In terms of Bresson's style, Au hasard Balthazar is a realization of his idea that behavior is a more effective storytelling device than expositional narrative. By using allegory, he can separate his town from a more conventional reality, and much like the Biblical parables that have inspired him, characters can serve the purpose of the story in ways that may not play out in real life (for instance, Gerard never being arrested or punished despite everyone knowing of various crimes). He doesn't push the religious aspects of the story too hard, and even when he gets blatant (Arnold being called a devil, Marie's mother calling Balthazar a saint before loaning him to a church procession), it grows naturally from the situation.

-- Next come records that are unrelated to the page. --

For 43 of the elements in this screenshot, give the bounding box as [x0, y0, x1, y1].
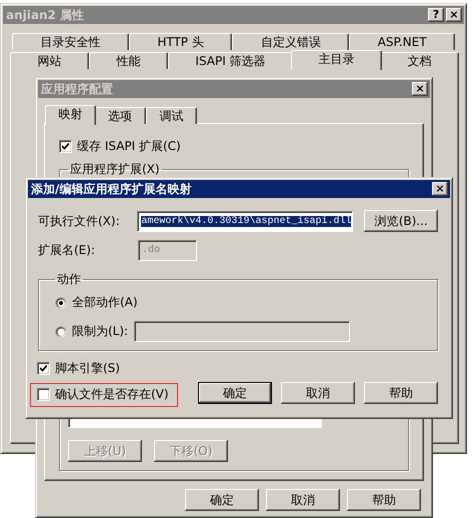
group-title: 动作	[56, 271, 82, 288]
window-title: anjian2 属性	[6, 6, 86, 24]
dialog-button[interactable]: 取消	[281, 382, 355, 404]
checkbox[interactable]	[59, 140, 72, 153]
checkbox-label: 确认文件是否存在(V)	[55, 386, 169, 403]
close-button[interactable]: ×	[412, 82, 428, 96]
dialog-button[interactable]: 取消	[266, 489, 340, 511]
checkbox-label: 脚本引擎(S)	[55, 360, 120, 377]
tab[interactable]: 自定义错误	[232, 33, 350, 50]
radio-button[interactable]	[55, 296, 67, 308]
tab[interactable]: 性能	[88, 52, 168, 69]
check-icon	[62, 143, 69, 150]
dialog-button[interactable]: 帮助	[364, 382, 438, 404]
dialog-button[interactable]: 帮助	[347, 489, 421, 511]
window-title: 添加/编辑应用程序扩展名映射	[31, 180, 192, 198]
field-label: 扩展名(E):	[38, 242, 96, 259]
dialog-button[interactable]: 确定	[198, 382, 272, 404]
browse-button[interactable]: 浏览(B)...	[364, 210, 438, 232]
radio-label: 全部动作(A)	[72, 294, 138, 311]
tab[interactable]: 映射	[45, 105, 96, 125]
checkbox[interactable]	[37, 388, 50, 401]
close-button[interactable]: ×	[446, 8, 462, 22]
close-button[interactable]: ×	[432, 182, 448, 196]
tab[interactable]: 文档	[380, 52, 460, 69]
radio-label: 限制为(L):	[72, 323, 128, 340]
checkbox[interactable]	[37, 362, 50, 375]
field-label: 可执行文件(X):	[38, 212, 121, 230]
tab[interactable]: 选项	[94, 107, 146, 124]
tab[interactable]: ISAPI 筛选器	[168, 52, 294, 69]
check-icon	[40, 365, 47, 372]
tab[interactable]: HTTP 头	[128, 33, 232, 50]
tab[interactable]: 目录安全性	[12, 33, 129, 50]
tab[interactable]: 调试	[146, 107, 197, 124]
radio-button[interactable]	[55, 326, 67, 338]
tab[interactable]: 网站	[10, 52, 89, 69]
tab[interactable]: 主目录	[291, 50, 382, 70]
dialog-button[interactable]: 确定	[185, 489, 259, 511]
help-button[interactable]: ?	[428, 8, 444, 22]
group-title: 应用程序扩展(X)	[69, 161, 161, 178]
checkbox-label: 缓存 ISAPI 扩展(C)	[77, 138, 181, 155]
window-title: 应用程序配置	[41, 80, 114, 98]
input-field[interactable]: amework\v4.0.30319\aspnet_isapi.dll	[137, 210, 354, 232]
tab[interactable]: ASP.NET	[349, 33, 455, 50]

Bresson prefers his actors move more than speak, that they do rather than explain.

Again, this is where the animal character serves him well. Balthazar can't speak. He can bray, but I believe even that only occurs three times in the movie--once to announce to Marie that he has returned, the other two times as portents of evil approaching. Instead, he wanders amongst the humans as a silent observer, inspiring them to act through his inaction. No matter how bad things get, he never buckles, and in that, he is the most human of all, capable of more goodness than the allegedly smarter creatures that should know better. His divinity comes in his consistency, a trait Bresson maybe wished to cultivate more than any other. That it took a donkey to realize this endeavor merely proves that, like God, cinema often works in mysterious ways.